"Le plus terrible dans la beauté n'est pas d'être effrayante, mais d'être mystérieuse."

Tout est faux chez Kochan, excepté ses pulsions. En compagnie de ses semblables, il renonce à lui-même pour se retrouver dans la solitude d’éros. Dans le désir seul réside sa vérité, sa transparence, sa faiblesse. Dans cette intimité, le masque devient miroir et renvoie le reflet vague de sa propre connaissance.


Ce désir, cette vérité est en l’occurrence violente, ancienne, c’est la mort du beau. Le déclin irréversible, le pourrissement brutal de la magnifique jeunesse, fauchée dans toute sa vigueur, sa fraîcheur, son abrupt et douceâtre charme. Le tout avec un érotisme puissant; il y a du Bataille chez Mishima, soit une sorte de métaphysique du sexe ou du désir bouleversante.
Dans la fascination pour la mort, ce qui fascine est ce qui la précède, le rituel morbide de la mise à mort et du martyr chez un être pas prédestiné à mourir ainsi. La dichotomie du corps vigoureusement sculpté et de la froide lame qui le transperce, répandant un sang pur, déchirant un ventre ferme, faisant se crisper d’horribles rictus le visage auparavant si subtil du martyrisé. Ce thème est abondement présent chez Mishima ; que la mort du Beau peut-être sublime. Car c’est le sublime qui ressort de tout cela, le sentiment divin de l’infinie distance qui nous sépare de l’incommensurable beauté. Nous percevons qu’elle existe en plus grand, nous étirons les moyens de la comprendre, mais rien n’y fait, elle nous demeure étrangère et profondément mystérieuse. Quelle sordide expérience que de mettre à mort, d’abattre, le réceptacle vivant du beau. Mishima confronte la beauté et sa chute brutale et sadique ; « En vérité, de toutes les sortes de décadence en ce monde, celle de la pureté est la plus redoutable 1» mais aussi la plus fascinante, l’histoire ne s’y termine jamais bien.
Ses désirs et ses fantasmes représentent en tout cas qui est réellement Kochan derrière son masque. Faute d'autres réponses sur notre identité, le désir nous donne tout de même ces indications. Sont-ils immoraux ? Peut-être, sans doute, mais ne sommes-nous pas faits du même bois ? "Ne cachons nous pas dans la fange de notre âme des désirs que seuls peuvent avouer des empereurs sinistres ?" disait Cioran2. Faut-il encore expliquer que l'homme est laid ? Mais que ses imperfections le rendent parfois, sous certains rayons, sous une certaine lumière, beau ? Il s'agira alors si l'on est Kochan, de l'abattre cruellement, d'en tirer du plaisir, et d'assumer sa propre laideur.
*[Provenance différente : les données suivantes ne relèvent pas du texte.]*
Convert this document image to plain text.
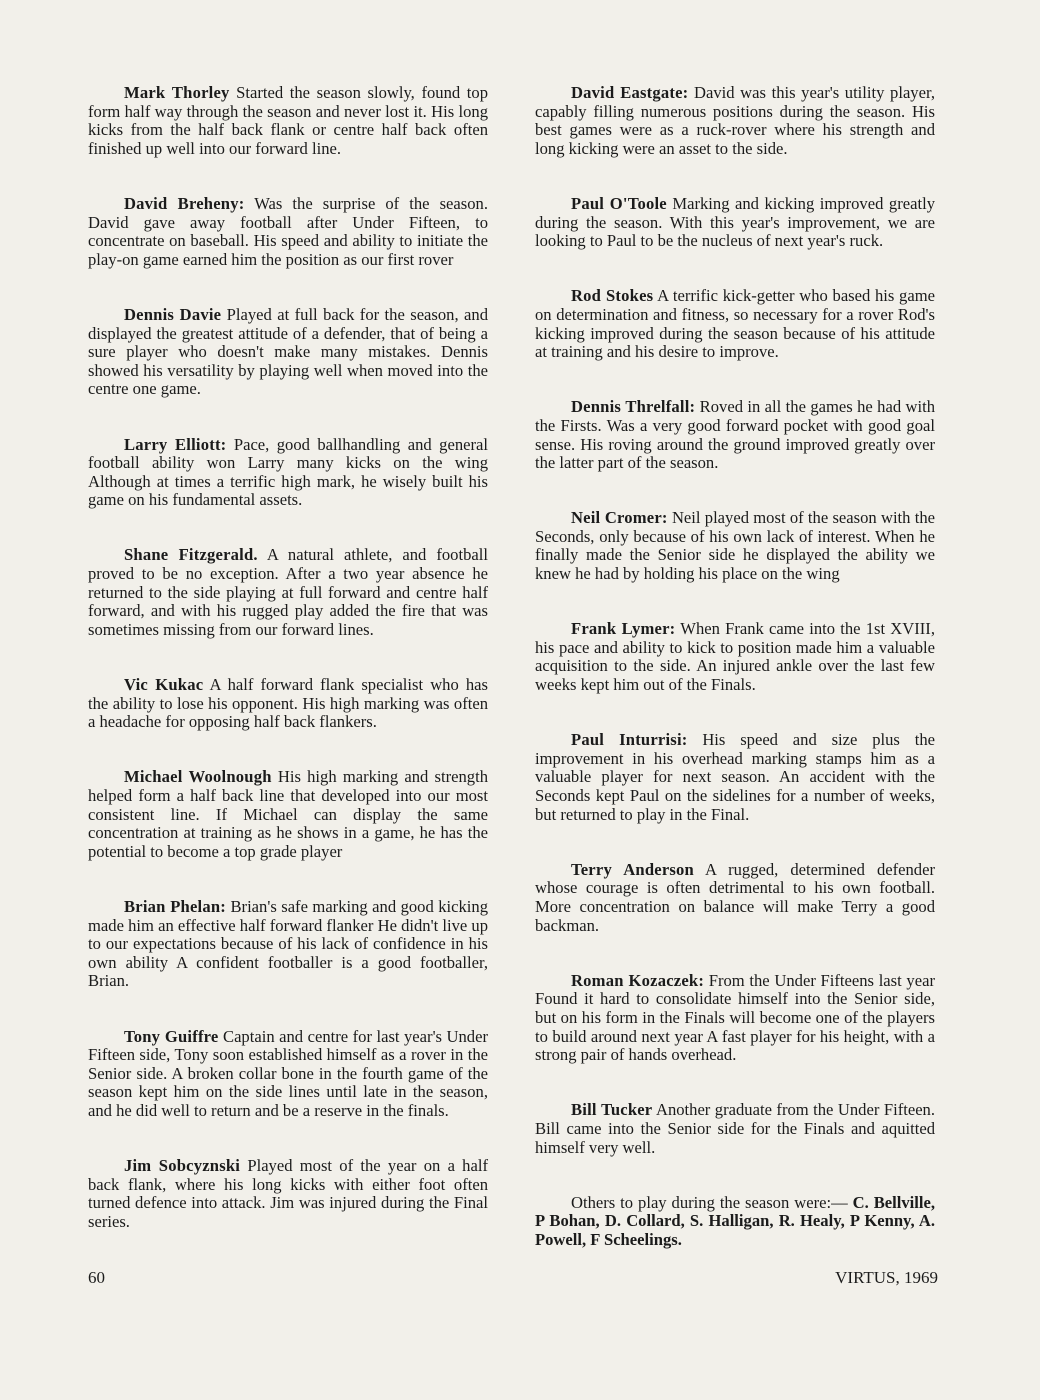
Mark Thorley Started the season slowly, found top form half way through the season and never lost it. His long kicks from the half back flank or centre half back often finished up well into our forward line.

David Breheny: Was the surprise of the season. David gave away football after Under Fifteen, to concentrate on baseball. His speed and ability to initiate the play-on game earned him the position as our first rover

Dennis Davie Played at full back for the season, and displayed the greatest attitude of a defender, that of being a sure player who doesn't make many mistakes. Dennis showed his versatility by playing well when moved into the centre one game.

Larry Elliott: Pace, good ballhandling and general football ability won Larry many kicks on the wing Although at times a terrific high mark, he wisely built his game on his fundamental assets.

Shane Fitzgerald. A natural athlete, and football proved to be no exception. After a two year absence he returned to the side playing at full forward and centre half forward, and with his rugged play added the fire that was sometimes missing from our forward lines.

Vic Kukac A half forward flank specialist who has the ability to lose his opponent. His high marking was often a headache for opposing half back flankers.

Michael Woolnough His high marking and strength helped form a half back line that developed into our most consistent line. If Michael can display the same concentration at training as he shows in a game, he has the potential to become a top grade player

Brian Phelan: Brian's safe marking and good kicking made him an effective half forward flanker He didn't live up to our expectations because of his lack of confidence in his own ability A confident footballer is a good footballer, Brian.

Tony Guiffre Captain and centre for last year's Under Fifteen side, Tony soon established himself as a rover in the Senior side. A broken collar bone in the fourth game of the season kept him on the side lines until late in the season, and he did well to return and be a reserve in the finals.

Jim Sobcyznski Played most of the year on a half back flank, where his long kicks with either foot often turned defence into attack. Jim was injured during the Final series.

David Eastgate: David was this year's utility player, capably filling numerous positions during the season. His best games were as a ruck-rover where his strength and long kicking were an asset to the side.

Paul O'Toole Marking and kicking improved greatly during the season. With this year's improvement, we are looking to Paul to be the nucleus of next year's ruck.

Rod Stokes A terrific kick-getter who based his game on determination and fitness, so necessary for a rover Rod's kicking improved during the season because of his attitude at training and his desire to improve.

Dennis Threlfall: Roved in all the games he had with the Firsts. Was a very good forward pocket with good goal sense. His roving around the ground improved greatly over the latter part of the season.

Neil Cromer: Neil played most of the season with the Seconds, only because of his own lack of interest. When he finally made the Senior side he displayed the ability we knew he had by holding his place on the wing

Frank Lymer: When Frank came into the 1st XVIII, his pace and ability to kick to position made him a valuable acquisition to the side. An injured ankle over the last few weeks kept him out of the Finals.

Paul Inturrisi: His speed and size plus the improvement in his overhead marking stamps him as a valuable player for next season. An accident with the Seconds kept Paul on the sidelines for a number of weeks, but returned to play in the Final.

Terry Anderson A rugged, determined defender whose courage is often detrimental to his own football. More concentration on balance will make Terry a good backman.

Roman Kozaczek: From the Under Fifteens last year Found it hard to consolidate himself into the Senior side, but on his form in the Finals will become one of the players to build around next year A fast player for his height, with a strong pair of hands overhead.

Bill Tucker Another graduate from the Under Fifteen. Bill came into the Senior side for the Finals and aquitted himself very well.

Others to play during the season were:— C. Bellville, P Bohan, D. Collard, S. Halligan, R. Healy, P Kenny, A. Powell, F Scheelings.

60	VIRTUS, 1969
Dans la suite de ses désirs et de ses pulsions, Kochan réalise que son orientation sexuelle n’est pas conforme avec son quotidien. Elle lui est propre, il ne la partage pas avec ses camarades comme il l’avait naïvement pensé. Cette épiphanie et cette froide analyse sur son être a lieu des pages 168 à 172, et révèle une vérité dont Kochan avait déjà connaissance mais qu’il taisait à lui-même malgré d’accablantes certitudes. Un déni.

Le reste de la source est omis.